Eddie Schultz, the executive director of the RTNDA, acknowledges there have been problems with various NewsCams and SkyCams, but is concerned about the long-term impact of the amendment on television and print news-gathering. ”We don`t know whether we`re happy or not,” Schultz said. ”We`d like to see some guidelines as to the FAA procedures for enforcing the new rule, and we`re asking stations to pass along specific information–names and places and dates–so we can monitor the effect.”

Schultz declined to share any accumulated evidence of abuse by the FAA, but did raise a number of telling points.

”We want to know whose making the decisions to clear people out of the scene,” he said. ”Is there a clear hazard? Is an air scene cleared because there is a danger to life and property, or because someone is pushing their weight around?

”We are concerned that decisions will be made by a government employee who has been asked for something by a state policeman or a county sheriff and has put in the order because they`re both government employes.”

”When we took the comments from the various news organizations,” said Farrar, ”it became clear that what they wanted was a warning system. They wanted to know what we thought of the situation, then have the option of making up their own minds. Obviously, what they wanted was less restrictive;

we didn`t think it was adequate.”

Schultz insists that his organization is not about to wrap itself in the 1st Amendment on this issue, and credits the FAA with moving judiciously toward its new policy.

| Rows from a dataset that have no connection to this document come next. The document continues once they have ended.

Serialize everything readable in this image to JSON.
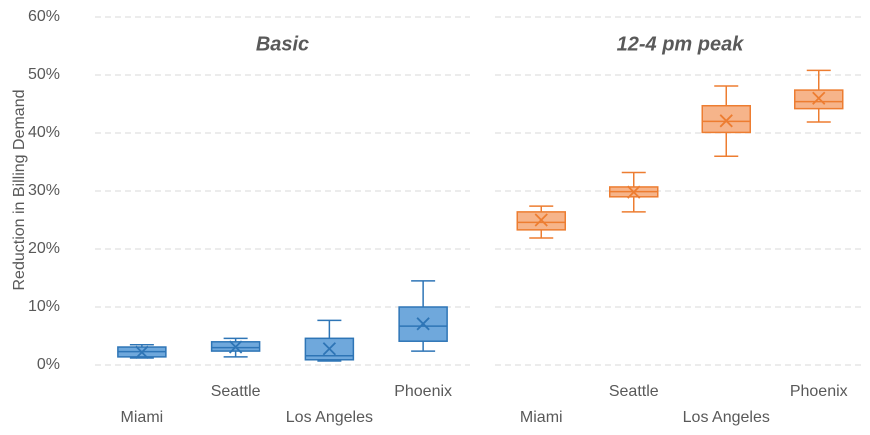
{
  "chart_data": {
    "type": "box",
    "ylabel": "Reduction in Billing Demand",
    "ylim": [
      0,
      60
    ],
    "yticks": [
      {
        "value": 0,
        "label": "0%"
      },
      {
        "value": 10,
        "label": "10%"
      },
      {
        "value": 20,
        "label": "20%"
      },
      {
        "value": 30,
        "label": "30%"
      },
      {
        "value": 40,
        "label": "40%"
      },
      {
        "value": 50,
        "label": "50%"
      },
      {
        "value": 60,
        "label": "60%"
      }
    ],
    "grid": true,
    "panels": [
      {
        "title": "Basic",
        "stroke": "#2e75b6",
        "fill": "#6fa8dc",
        "categories": [
          "Miami",
          "Seattle",
          "Los Angeles",
          "Phoenix"
        ],
        "boxes": [
          {
            "min": 1.2,
            "q1": 1.4,
            "median": 2.3,
            "q3": 3.1,
            "max": 3.5,
            "mean": 2.2
          },
          {
            "min": 1.4,
            "q1": 2.4,
            "median": 3.0,
            "q3": 4.0,
            "max": 4.6,
            "mean": 3.1
          },
          {
            "min": 0.7,
            "q1": 0.9,
            "median": 1.6,
            "q3": 4.6,
            "max": 7.7,
            "mean": 2.8
          },
          {
            "min": 2.4,
            "q1": 4.1,
            "median": 6.7,
            "q3": 10.0,
            "max": 14.5,
            "mean": 7.1
          }
        ]
      },
      {
        "title": "12-4 pm peak",
        "stroke": "#ed7d31",
        "fill": "#f6b48a",
        "categories": [
          "Miami",
          "Seattle",
          "Los Angeles",
          "Phoenix"
        ],
        "boxes": [
          {
            "min": 21.9,
            "q1": 23.3,
            "median": 24.6,
            "q3": 26.4,
            "max": 27.4,
            "mean": 25.0
          },
          {
            "min": 26.4,
            "q1": 29.0,
            "median": 29.9,
            "q3": 30.7,
            "max": 33.2,
            "mean": 29.8
          },
          {
            "min": 36.0,
            "q1": 40.1,
            "median": 42.0,
            "q3": 44.7,
            "max": 48.1,
            "mean": 42.1
          },
          {
            "min": 41.9,
            "q1": 44.2,
            "median": 45.4,
            "q3": 47.4,
            "max": 50.8,
            "mean": 46.0
          }
        ]
      }
    ]
  }
}
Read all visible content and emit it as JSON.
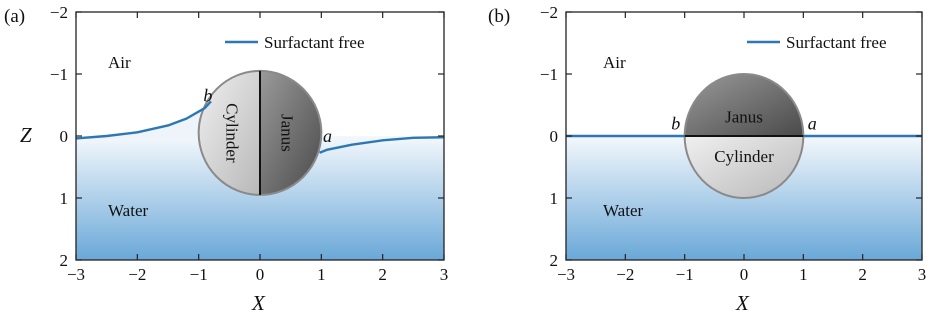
{
  "chart_data": [
    {
      "type": "line",
      "panel_label": "(a)",
      "xlabel": "X",
      "ylabel": "Z",
      "xlim": [
        -3,
        3
      ],
      "ylim": [
        -2,
        2
      ],
      "y_inverted": true,
      "x_ticks": [
        -3,
        -2,
        -1,
        0,
        1,
        2,
        3
      ],
      "y_ticks": [
        -2,
        -1,
        0,
        1,
        2
      ],
      "x_tick_labels": [
        "−3",
        "−2",
        "−1",
        "0",
        "1",
        "2",
        "3"
      ],
      "y_tick_labels": [
        "−2",
        "−1",
        "0",
        "1",
        "2"
      ],
      "legend": {
        "label": "Surfactant free",
        "placement": "top-right",
        "color": "#2d77b3"
      },
      "region_labels": {
        "air": "Air",
        "water": "Water"
      },
      "body": {
        "type": "janus-cylinder",
        "center": [
          0,
          -0.05
        ],
        "radius": 1,
        "orientation": "vertical-split",
        "left_label": "Cylinder",
        "right_label": "Janus",
        "left_color": "#cfcfcf",
        "right_color": "#6b6b6b"
      },
      "point_labels": [
        {
          "text": "b",
          "x": -0.85,
          "y": -0.65
        },
        {
          "text": "a",
          "x": 1.1,
          "y": 0.0
        }
      ],
      "series": [
        {
          "name": "Surfactant free",
          "segments": [
            {
              "x": [
                -3,
                -2.5,
                -2,
                -1.5,
                -1.2,
                -0.9,
                -0.8
              ],
              "y": [
                0.04,
                0.0,
                -0.06,
                -0.17,
                -0.28,
                -0.45,
                -0.56
              ]
            },
            {
              "x": [
                0.97,
                1.1,
                1.5,
                2,
                2.5,
                3
              ],
              "y": [
                0.27,
                0.22,
                0.14,
                0.07,
                0.03,
                0.02
              ]
            }
          ]
        }
      ]
    },
    {
      "type": "line",
      "panel_label": "(b)",
      "xlabel": "X",
      "ylabel": "",
      "xlim": [
        -3,
        3
      ],
      "ylim": [
        -2,
        2
      ],
      "y_inverted": true,
      "x_ticks": [
        -3,
        -2,
        -1,
        0,
        1,
        2,
        3
      ],
      "y_ticks": [
        -2,
        -1,
        0,
        1,
        2
      ],
      "x_tick_labels": [
        "−3",
        "−2",
        "−1",
        "0",
        "1",
        "2",
        "3"
      ],
      "y_tick_labels": [
        "−2",
        "−1",
        "0",
        "1",
        "2"
      ],
      "legend": {
        "label": "Surfactant free",
        "placement": "top-right",
        "color": "#2d77b3"
      },
      "region_labels": {
        "air": "Air",
        "water": "Water"
      },
      "body": {
        "type": "janus-cylinder",
        "center": [
          0,
          0
        ],
        "radius": 1,
        "orientation": "horizontal-split",
        "top_label": "Janus",
        "bottom_label": "Cylinder",
        "top_color": "#6b6b6b",
        "bottom_color": "#cfcfcf"
      },
      "point_labels": [
        {
          "text": "b",
          "x": -1.15,
          "y": -0.2
        },
        {
          "text": "a",
          "x": 1.15,
          "y": -0.2
        }
      ],
      "series": [
        {
          "name": "Surfactant free",
          "segments": [
            {
              "x": [
                -3,
                -1
              ],
              "y": [
                0,
                0
              ]
            },
            {
              "x": [
                1,
                3
              ],
              "y": [
                0,
                0
              ]
            }
          ]
        }
      ]
    }
  ]
}
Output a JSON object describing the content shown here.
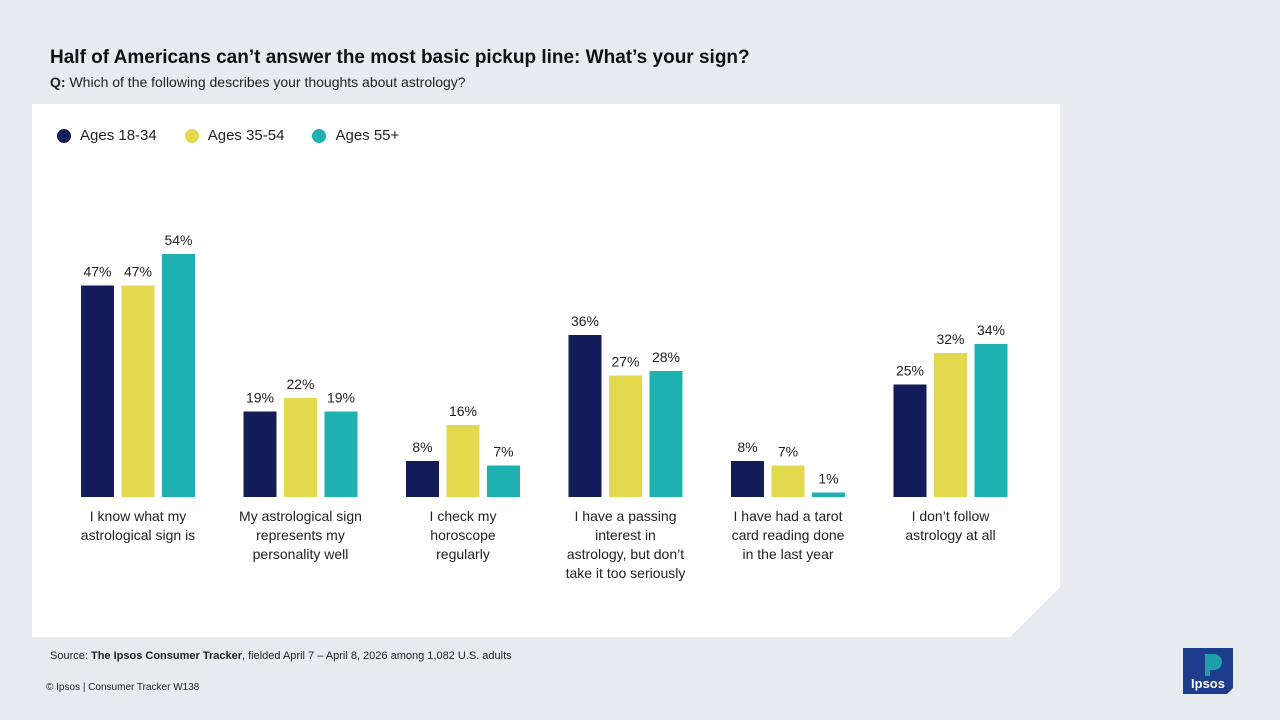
{
  "header": {
    "title": "Half of Americans can’t answer the most basic pickup line: What’s your sign?",
    "question_prefix": "Q:",
    "question_text": "Which of the following describes your thoughts about astrology?"
  },
  "colors": {
    "background": "#e7eaee",
    "card": "#ffffff",
    "series": [
      "#131b58",
      "#e2d94f",
      "#1fb1b1"
    ],
    "logo_bg": "#1e3c8c",
    "logo_accent": "#1fb1b1"
  },
  "chart_data": {
    "type": "bar",
    "categories": [
      [
        "I know what my",
        "astrological sign is"
      ],
      [
        "My astrological sign",
        "represents my",
        "personality well"
      ],
      [
        "I check my",
        "horoscope",
        "regularly"
      ],
      [
        "I have a passing",
        "interest in",
        "astrology, but don’t",
        "take it too seriously"
      ],
      [
        "I have had a tarot",
        "card reading done",
        "in the last year"
      ],
      [
        "I don’t follow",
        "astrology at all"
      ]
    ],
    "series": [
      {
        "name": "Ages 18-34",
        "values": [
          47,
          19,
          8,
          36,
          8,
          25
        ]
      },
      {
        "name": "Ages 35-54",
        "values": [
          47,
          22,
          16,
          27,
          7,
          32
        ]
      },
      {
        "name": "Ages 55+",
        "values": [
          54,
          19,
          7,
          28,
          1,
          34
        ]
      }
    ],
    "value_suffix": "%",
    "legend_position": "top-left",
    "grid": false,
    "ylim": [
      0,
      60
    ]
  },
  "footer": {
    "source_prefix": "Source:",
    "source_name": "The Ipsos Consumer Tracker",
    "source_rest": ", fielded April 7 – April 8, 2026 among 1,082 U.S. adults",
    "copyright": "© Ipsos | Consumer Tracker W138",
    "logo_text": "Ipsos"
  }
}
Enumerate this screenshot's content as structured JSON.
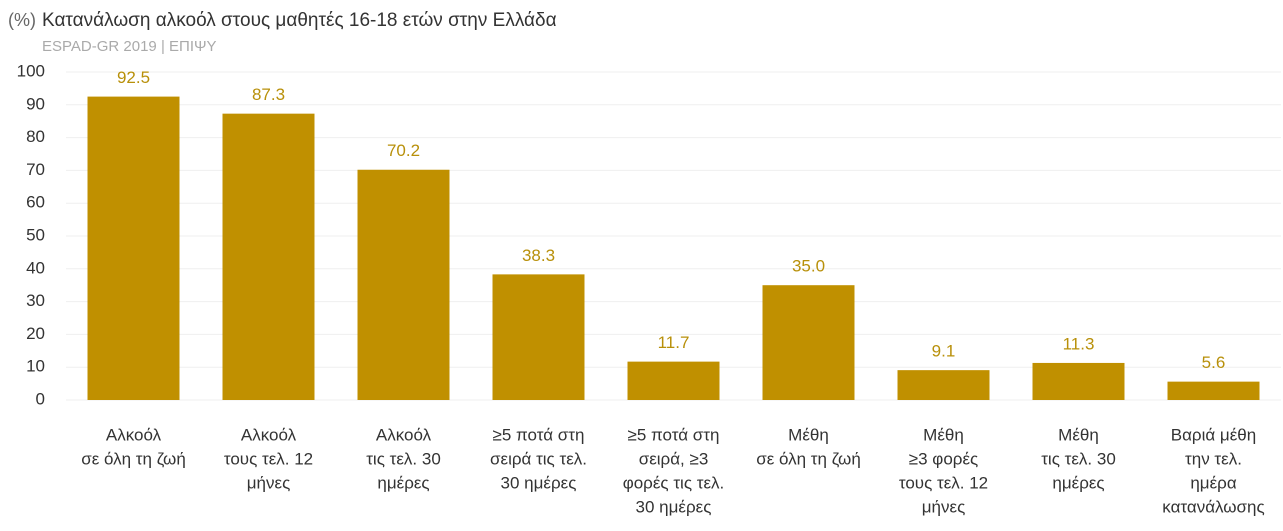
{
  "chart_data": {
    "type": "bar",
    "title": "Κατανάλωση αλκοόλ στους μαθητές 16-18 ετών στην Ελλάδα",
    "subtitle": "ESPAD-GR 2019 | ΕΠΙΨΥ",
    "y_label": "(%)",
    "categories": [
      [
        "Αλκοόλ",
        "σε όλη τη ζωή"
      ],
      [
        "Αλκοόλ",
        "τους τελ. 12",
        "μήνες"
      ],
      [
        "Αλκοόλ",
        "τις τελ. 30",
        "ημέρες"
      ],
      [
        "≥5 ποτά στη",
        "σειρά τις τελ.",
        "30 ημέρες"
      ],
      [
        "≥5 ποτά στη",
        "σειρά, ≥3",
        "φορές τις τελ.",
        "30 ημέρες"
      ],
      [
        "Μέθη",
        "σε όλη τη ζωή"
      ],
      [
        "Μέθη",
        "≥3 φορές",
        "τους τελ. 12",
        "μήνες"
      ],
      [
        "Μέθη",
        "τις τελ. 30",
        "ημέρες"
      ],
      [
        "Βαριά μέθη",
        "την τελ.",
        "ημέρα",
        "κατανάλωσης"
      ]
    ],
    "values": [
      92.5,
      87.3,
      70.2,
      38.3,
      11.7,
      35.0,
      9.1,
      11.3,
      5.6
    ],
    "value_labels": [
      "92.5",
      "87.3",
      "70.2",
      "38.3",
      "11.7",
      "35.0",
      "9.1",
      "11.3",
      "5.6"
    ],
    "color": "#c09000",
    "ylim": [
      0,
      100
    ],
    "yticks": [
      0,
      10,
      20,
      30,
      40,
      50,
      60,
      70,
      80,
      90,
      100
    ],
    "grid": true
  }
}
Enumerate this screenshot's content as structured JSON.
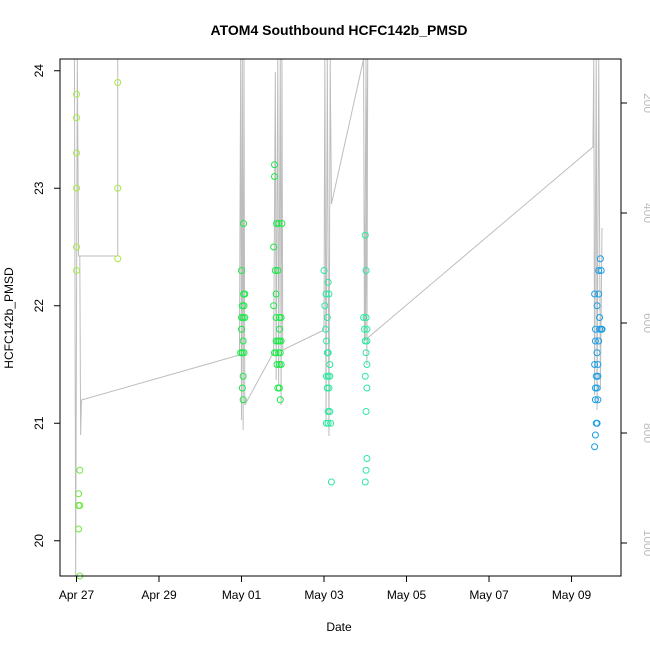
{
  "chart_data": {
    "type": "scatter",
    "title": "ATOM4 Southbound HCFC142b_PMSD",
    "xlabel": "Date",
    "ylabel": "HCFC142b_PMSD",
    "x_ticks": [
      "Apr 27",
      "Apr 29",
      "May 01",
      "May 03",
      "May 05",
      "May 07",
      "May 09"
    ],
    "x_tick_days": [
      0,
      2,
      4,
      6,
      8,
      10,
      12
    ],
    "xlim_days": [
      -0.4,
      13.2
    ],
    "ylim": [
      19.7,
      24.1
    ],
    "y_ticks": [
      20,
      21,
      22,
      23,
      24
    ],
    "right_axis": {
      "label": "",
      "ticks": [
        200,
        400,
        600,
        800,
        1000
      ],
      "range": [
        1060,
        120
      ],
      "color": "#bdbdbd"
    },
    "grid": false,
    "legend": "none",
    "marker_colors": [
      "#a8e84a",
      "#6fe840",
      "#1ee84a",
      "#2ee8a0",
      "#24c8e0",
      "#1a9ee6"
    ],
    "line_color": "#bdbdbd",
    "series": [
      {
        "color": "#a8e84a",
        "points": [
          [
            0.0,
            23.8
          ],
          [
            0.0,
            23.6
          ],
          [
            0.0,
            23.3
          ],
          [
            0.0,
            23.0
          ],
          [
            0.0,
            22.5
          ],
          [
            0.0,
            22.3
          ],
          [
            1.0,
            23.9
          ],
          [
            1.0,
            23.0
          ],
          [
            1.0,
            22.4
          ]
        ]
      },
      {
        "color": "#6fe840",
        "points": [
          [
            0.08,
            20.6
          ],
          [
            0.05,
            20.4
          ],
          [
            0.05,
            20.3
          ],
          [
            0.08,
            20.3
          ],
          [
            0.05,
            20.1
          ],
          [
            0.08,
            19.7
          ]
        ]
      },
      {
        "color": "#1ee84a",
        "points": [
          [
            4.0,
            22.3
          ],
          [
            4.05,
            22.7
          ],
          [
            4.05,
            22.1
          ],
          [
            4.08,
            22.1
          ],
          [
            4.02,
            22.0
          ],
          [
            4.06,
            22.0
          ],
          [
            4.0,
            21.9
          ],
          [
            4.04,
            21.9
          ],
          [
            4.08,
            21.9
          ],
          [
            4.0,
            21.8
          ],
          [
            4.04,
            21.7
          ],
          [
            3.98,
            21.6
          ],
          [
            4.02,
            21.6
          ],
          [
            4.06,
            21.6
          ],
          [
            4.04,
            21.4
          ],
          [
            4.02,
            21.3
          ],
          [
            4.04,
            21.2
          ],
          [
            4.8,
            23.2
          ],
          [
            4.8,
            23.1
          ],
          [
            4.85,
            22.7
          ],
          [
            4.9,
            22.7
          ],
          [
            4.98,
            22.7
          ],
          [
            4.78,
            22.5
          ],
          [
            4.82,
            22.3
          ],
          [
            4.88,
            22.3
          ],
          [
            4.84,
            22.1
          ],
          [
            4.78,
            22.0
          ],
          [
            4.84,
            21.9
          ],
          [
            4.92,
            21.9
          ],
          [
            4.96,
            21.9
          ],
          [
            4.92,
            21.8
          ],
          [
            4.84,
            21.7
          ],
          [
            4.88,
            21.7
          ],
          [
            4.92,
            21.7
          ],
          [
            4.96,
            21.7
          ],
          [
            4.8,
            21.6
          ],
          [
            4.84,
            21.6
          ],
          [
            4.9,
            21.6
          ],
          [
            4.94,
            21.6
          ],
          [
            4.86,
            21.5
          ],
          [
            4.92,
            21.5
          ],
          [
            4.96,
            21.5
          ],
          [
            4.88,
            21.3
          ],
          [
            4.92,
            21.3
          ],
          [
            4.94,
            21.2
          ]
        ]
      },
      {
        "color": "#2ee8a0",
        "points": [
          [
            6.0,
            22.3
          ],
          [
            6.05,
            22.1
          ],
          [
            6.02,
            22.0
          ],
          [
            6.1,
            22.2
          ],
          [
            6.12,
            22.1
          ],
          [
            6.08,
            21.9
          ],
          [
            6.04,
            21.8
          ],
          [
            6.06,
            21.7
          ],
          [
            6.08,
            21.6
          ],
          [
            6.1,
            21.6
          ],
          [
            6.14,
            21.5
          ],
          [
            6.06,
            21.4
          ],
          [
            6.1,
            21.4
          ],
          [
            6.14,
            21.4
          ],
          [
            6.08,
            21.3
          ],
          [
            6.12,
            21.3
          ],
          [
            6.1,
            21.1
          ],
          [
            6.14,
            21.1
          ],
          [
            6.06,
            21.0
          ],
          [
            6.1,
            21.0
          ],
          [
            6.16,
            21.0
          ],
          [
            6.18,
            20.5
          ],
          [
            7.0,
            22.6
          ],
          [
            7.02,
            22.3
          ],
          [
            6.96,
            21.9
          ],
          [
            7.02,
            21.9
          ],
          [
            6.98,
            21.8
          ],
          [
            7.04,
            21.8
          ],
          [
            7.0,
            21.7
          ],
          [
            7.04,
            21.7
          ],
          [
            7.02,
            21.6
          ],
          [
            7.04,
            21.5
          ],
          [
            7.0,
            21.4
          ],
          [
            7.04,
            21.3
          ],
          [
            7.02,
            21.1
          ],
          [
            7.04,
            20.7
          ],
          [
            7.02,
            20.6
          ],
          [
            7.0,
            20.5
          ]
        ]
      },
      {
        "color": "#1a9ee6",
        "points": [
          [
            12.7,
            22.4
          ],
          [
            12.72,
            22.3
          ],
          [
            12.66,
            22.3
          ],
          [
            12.56,
            22.1
          ],
          [
            12.66,
            22.1
          ],
          [
            12.62,
            22.0
          ],
          [
            12.68,
            21.9
          ],
          [
            12.58,
            21.8
          ],
          [
            12.68,
            21.8
          ],
          [
            12.72,
            21.8
          ],
          [
            12.74,
            21.8
          ],
          [
            12.58,
            21.7
          ],
          [
            12.66,
            21.7
          ],
          [
            12.62,
            21.6
          ],
          [
            12.64,
            21.5
          ],
          [
            12.56,
            21.5
          ],
          [
            12.6,
            21.4
          ],
          [
            12.64,
            21.4
          ],
          [
            12.58,
            21.3
          ],
          [
            12.62,
            21.3
          ],
          [
            12.58,
            21.2
          ],
          [
            12.64,
            21.2
          ],
          [
            12.6,
            21.0
          ],
          [
            12.62,
            21.0
          ],
          [
            12.58,
            20.9
          ],
          [
            12.56,
            20.8
          ]
        ]
      }
    ]
  }
}
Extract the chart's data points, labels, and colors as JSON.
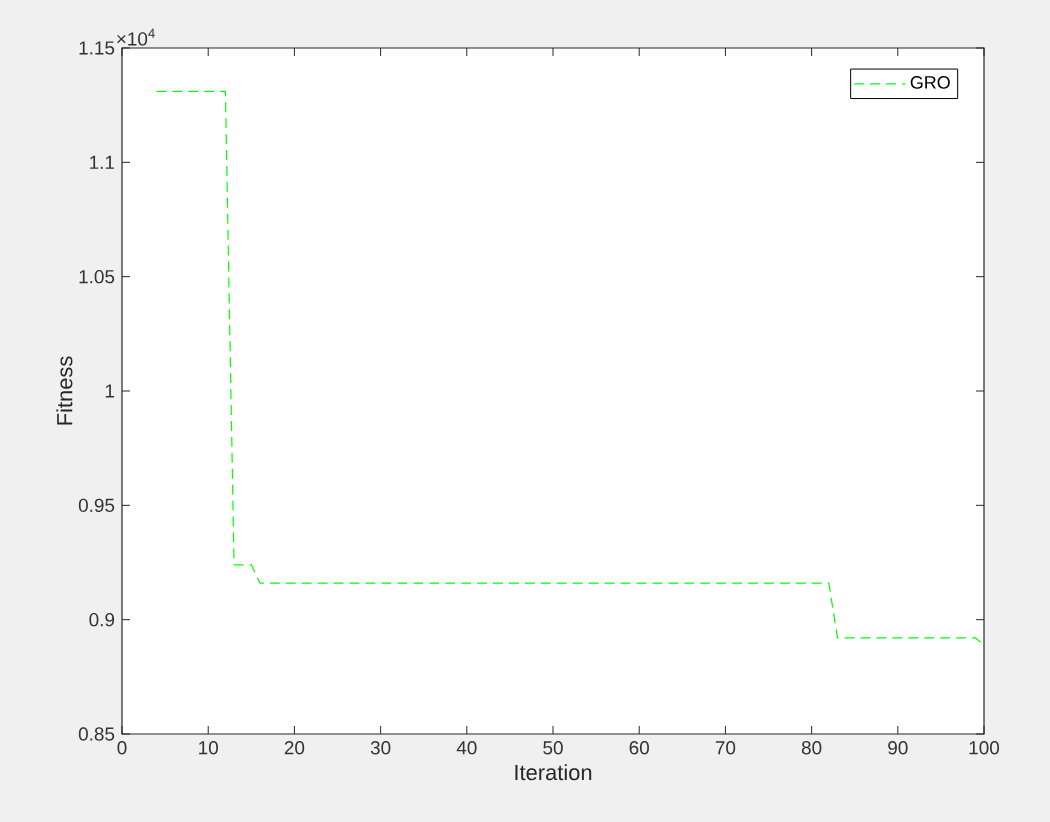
{
  "chart_data": {
    "type": "line",
    "xlabel": "Iteration",
    "ylabel": "Fitness",
    "annotations": [
      "×10$^{4}$"
    ],
    "x": [
      4,
      12,
      13,
      15,
      16,
      82,
      83,
      99,
      100
    ],
    "series": [
      {
        "name": "GRO",
        "color": "#00ff00",
        "values": [
          1.131,
          1.131,
          0.924,
          0.924,
          0.916,
          0.916,
          0.892,
          0.892,
          0.889
        ]
      }
    ],
    "xlim": [
      0,
      100
    ],
    "xticks": [
      0,
      10,
      20,
      30,
      40,
      50,
      60,
      70,
      80,
      90,
      100
    ],
    "ylim": [
      0.85,
      1.15
    ],
    "yticks": [
      0.85,
      0.9,
      0.95,
      1,
      1.05,
      1.1,
      1.15
    ],
    "legend": "top right",
    "line_style": "dashed",
    "marker": "none",
    "grid": false
  }
}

The issue of access to the news is one that will not go away, however, even when it is applied to a sensational media toy, a piece of hardware that is too often used to ferry Santa Claus to the local shopping center. Santa is not a 1st Amendment matter.

”People rely on news from independent sources, not from the government,” Schultz said. ”We`re talking about access. The role of the media is to find out as much as it can.

”In television, pictures you get from the ground are always better than pictures you get from the air. But there are situations like a flood where aerial pictures of the scope of the damage can be important. The news media shouldn`t be automatically cut off because it`s easier for the guy on the ground to make it a flight-restricted area.”

While the FAA and the RTNDA continue to circle one another and exchange pleasantries, the question of necessary or unnecessary restriction is one that could wind up, sooner or later, in a federal court.